Les hésitations des Finances
Plus récemment en décembre 2002, la loi de finances 2003 a introduit une disposition portant sur l’exonération des MRE de cette retenue à la source. Une exonération que les banquiers ne peuvent qu’applaudir et qui vient implicitement renforcer le bien-fondé de la position de la Direction des impôts au sujet des exercices précédents. Quid alors du passé et ce d’autant que la vérification fiscale opérée en 2001 portait sur les 4 derniers exercices (1997, 1998, 1999, 2000) ? Pire, les comptes de 2001 et 2002 n’ont pas encore été passés au crible !
Les banquiers fondent maintenant leurs espoirs sur l’intervention du Premier ministre et du ministre des Finances. Ce dernier avait d’ailleurs promis à la BCP, en 2002, qu’elle ne paierait que le principal, soit 480 millions DH, les Impôts devant abandonner quelque 300 millions DH au titre des pénalités et majorations de retard. A la surprise générale, la même banque reçut, quelques jours après, un rôle la sommant de passer à la caisse pour la totalité de la somme. Ce n’est pas le seul atermoiement de la part du ministère des Finances. Entre 2001 et fin 2002, à la question posée par les banques de savoir s’il fallait oui ou non opérer dorénavant cette retenue, on leur répondait invariablement «surtout pas!». En d’autres termes, l’exonération n’ayant eu lieu qu’en janvier 2003, les banques doivent-elles payer en lieu et place de leurs clients ?

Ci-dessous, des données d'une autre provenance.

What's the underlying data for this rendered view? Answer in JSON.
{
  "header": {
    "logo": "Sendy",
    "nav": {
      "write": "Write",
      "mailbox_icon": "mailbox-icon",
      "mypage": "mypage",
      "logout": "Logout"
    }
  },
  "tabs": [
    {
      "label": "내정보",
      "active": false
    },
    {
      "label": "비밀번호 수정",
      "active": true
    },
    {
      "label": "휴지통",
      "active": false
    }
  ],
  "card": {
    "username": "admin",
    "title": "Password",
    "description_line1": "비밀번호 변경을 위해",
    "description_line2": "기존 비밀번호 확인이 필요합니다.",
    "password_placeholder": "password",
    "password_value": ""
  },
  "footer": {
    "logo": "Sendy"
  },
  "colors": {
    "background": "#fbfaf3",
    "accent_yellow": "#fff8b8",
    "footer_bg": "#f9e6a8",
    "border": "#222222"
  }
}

Avec tout cela, une question se pose. Il y a bien eu des contrôles fiscaux avant 2001, pourquoi le problème n’avait-il jamais été soulevé ? De deux choses l’une alors : soit que les prédécesseurs de Noureddine Bensouda, qui, lui, n’a fait qu’interpréter un texte de loi, n’ont pas fait leur travail, soit que ce silence, qui a duré plusieurs années, était tout simplement volontaire.
Ce qui est sûr aujourd’hui c’est que, lassées de ce bras de fer, les parties sont plus ou moins disposées à tourner la page. Volonté confirmée auprès de la Primature où l’on affirme qu’une solution sera trouvée d’ici à septembre prochain. Reste à savoir comment le différend sera-t-il réglé, financièrement.